E tava só começando...
Conheci o Martín numa festa, como quase todo mundo. A gente era os únicos dois que ainda tavam acordados às cinco da manhã, fumando na varanda enquanto todo mundo dormia largado no chão. Viramos amigos rápido, daqueles que te emprestam grana sem perguntar e te apoiam em qualquer loucura. O básico: confiança na hora.
Um dia, enquanto tomávamos uma breja no meu ateliê, ele me disse que a irmã mais nova queria fazer um piercing. "E por que ela não vai num lugar de verdade?", falei. "Porque é uma burra e quer economizar", ele respondeu. Eu ri, mas mesmo assim falei que se ela quisesse vir, que viesse, que eu via se podia ajudar.
O Martín tem essa irmã, Catalina, mas todo mundo chama ela de Cata. Ela tem uns dezoito ou dezenove anos. Novinha, claro, mas com aquela atitude de quem já sabe o que quer. E algo me dizia que ela não era do tipo que se contenta com um "não".
Mas naquele dia ela não apareceu. Nem no outro. Até que uma tarde, sem avisar, ela entrou pela minha porta como se fosse dela.
A porta se abriu sem batidas, sem aviso. Era ela. A Catalina. A irmã mais nova do Martín. Uma gatinha jovem, morena, de olhos grandes e verdes que pareciam olhar o mundo de dentro de uma bolha de inocência fingida. Tinha cara de menina boazinha, mas não de santa, e sim daquelas que te olha com um piscar lento e parece dizer: "eu? o que foi que eu fiz?" sem ter feito nada... ainda.
Ela tinha pouco mais de 1,65, magrinha, com aquele corpo miúdo mas bem feito: quadris suaves, pernas torneadas de tanto andar de tênis esportivo, e uma bunda firme que se marcava por baixo da calça jeans apertada que usava.
Ela tava usando um top preto de alcinha bem fina, tão apertado que quase parecia pintado na pele, dois números menor do que devia, deixando adivinhar uns peitinhos pequenos mas empinados, com os bicos quase aparecendo por baixo do tecido. Era como se ela soubesse exatamente como se vestir pra chamar atenção sem precisar gritar.
O cabelo comprido e ondulado caía pelos ombros, com aquele ar alternativo misturado com um toque *little* que combinava com o estilo dela: pulseiras coloridas, uma mochilinha pendurada num ombro só, e uma bolsa com correntes prateadas que tilintavam cada vez que ela se mexia.

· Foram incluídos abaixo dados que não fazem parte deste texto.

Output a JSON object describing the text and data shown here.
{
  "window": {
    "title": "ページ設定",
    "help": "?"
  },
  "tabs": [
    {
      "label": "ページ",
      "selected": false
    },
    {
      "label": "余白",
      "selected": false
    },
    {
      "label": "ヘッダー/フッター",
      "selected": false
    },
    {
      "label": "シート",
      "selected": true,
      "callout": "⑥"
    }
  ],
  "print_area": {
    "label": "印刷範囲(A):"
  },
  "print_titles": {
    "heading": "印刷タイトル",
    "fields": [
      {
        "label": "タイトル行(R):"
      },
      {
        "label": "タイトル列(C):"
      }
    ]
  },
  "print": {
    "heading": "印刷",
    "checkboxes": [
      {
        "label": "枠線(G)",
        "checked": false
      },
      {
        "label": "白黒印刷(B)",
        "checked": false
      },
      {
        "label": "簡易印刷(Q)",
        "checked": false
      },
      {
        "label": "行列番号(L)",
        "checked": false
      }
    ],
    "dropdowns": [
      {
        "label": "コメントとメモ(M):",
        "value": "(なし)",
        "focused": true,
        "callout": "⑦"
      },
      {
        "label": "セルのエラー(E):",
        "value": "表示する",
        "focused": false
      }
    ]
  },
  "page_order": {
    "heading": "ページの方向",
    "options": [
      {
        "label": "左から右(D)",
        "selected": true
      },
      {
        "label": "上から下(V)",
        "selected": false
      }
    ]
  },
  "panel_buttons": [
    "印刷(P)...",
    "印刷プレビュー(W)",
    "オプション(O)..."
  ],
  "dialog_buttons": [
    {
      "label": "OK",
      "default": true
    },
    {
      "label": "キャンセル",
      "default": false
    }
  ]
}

Ela entrou devagar, como se tivesse invadindo um lugar sagrado, mas sem parar de me olhar. E, mesmo tentando disfarçar, tinha curiosidade nos olhos dela. E desafio. Talvez até vontade de cruzar alguma linha que nem ela sabia que queria cruzar.
— Oi? — ela disse, espiando só um pouco — O Nico tá?
— Sou eu — respondi, de trás da mesa onde eu tava organizando o material — E você é...?
— Cata... sou irmã do Martín — respondeu, entrando devagar, com cara de quem tava invadindo um lugar importante.
Fiquei olhando pra ela por um segundo. Não era feia, pelo contrário. Tinha uma carinha bonita, daquelas gatinhas que te olham e parece que nunca viram um filme de terror. Inocente, talvez.
— O que você precisa?
— Bom... — ela começou, baixinho, como se tivesse vergonha — Queria fazer um piercing... e o Martín falou que você faz... e que se eu viesse, talvez você cobrasse mais barato... ou de graça...
Levantei uma sobrancelha.
— De graça? Sério?
Ela balançou a cabeça, se mexendo um pouco, sem jeito. Olhava pra tudo, menos pra mim.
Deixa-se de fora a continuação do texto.